The table should have up to 3 data rows (for the 3 longest ORFs) plus one header row with the following headers:

• Start: the start position of the ORF on the sequence
• End: the end position of the ORF on the sequence (note: for ORFs on the

  reverse strand, the end position index will be smaller than the start

  position)

• Strand: FORWARD or REVERSE
• BLAST hit: the PDB identifier of the top hit matching the translated ORF

  in the PDB database. If there is no similar sequence with at least 40%

  sequence identity then this field should just contain “-“ (no quotes)

• E-value: the e value for the top BLAST hit, provided it is equal or lower

  than 1. If it is >1 then the field should contain “-“ (no quotes)
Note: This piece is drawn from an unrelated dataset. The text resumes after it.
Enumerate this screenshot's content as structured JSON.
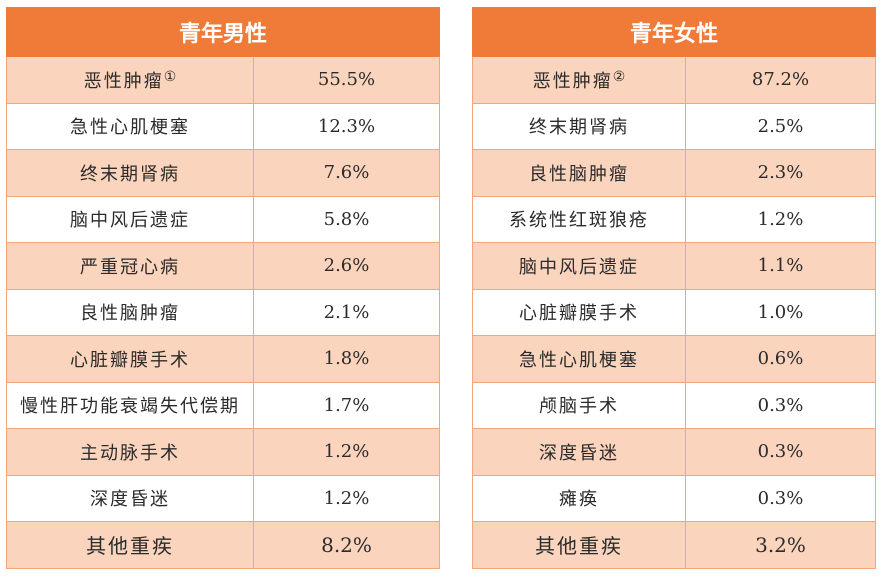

  The lines in the CSV file should be sorted by start position. An example input and output (geobacter.fasta, geobacter.csv) are provided in Moodle. However, note that because the databases are constantly updated, the example output may not be exactly as your program will generate it.

• Your submission should be a single file named geneannot.pl or geneannot.py
• The script should be invoked at the command line using the command ./geneannot.pl filename.fasta (or ./geneannot.py

filename.fasta) where filename.fasta is the name of a nucleotide

sequence file in fasta format containing a segment of a bacterial genome

• Your script should work with nucleotide sequences of length of up to

  20,000 nucleotides (it can work with longer sequences if you want to but

  you should assume a test sequence of up to 20 kbps).

• Script should quit gracefully if the input sequence is invalid or not in fasta

  format.

• Script output should be in CSV format and go to standard output so it can

  be redirected if necessary. For example:

o ./geneannot.pl foo.fasta will display the CSV output on

the screen.
o ./geneannot.pl foo.fasta > bar.csv will save the

output to a file named bar.csv • Suggested steps for the script:

o Submit the input sequence to an ORF detection program of your choice (as long as it is installed in binftools)

o For each of the 3 longest ORFs identified longer than (or equal to) 150bp, its protein translation should be submitted using the Protein Sequence Search API at RSCB PDB.

o Parse both the ORF detection and the RSCB search outputs to extract the required information into a table in the specified format

o Sort the ORFs by start position
o Delete any intermediary files created by the script, keeping only

the final CSV output (and any other files that were already there when you started the program).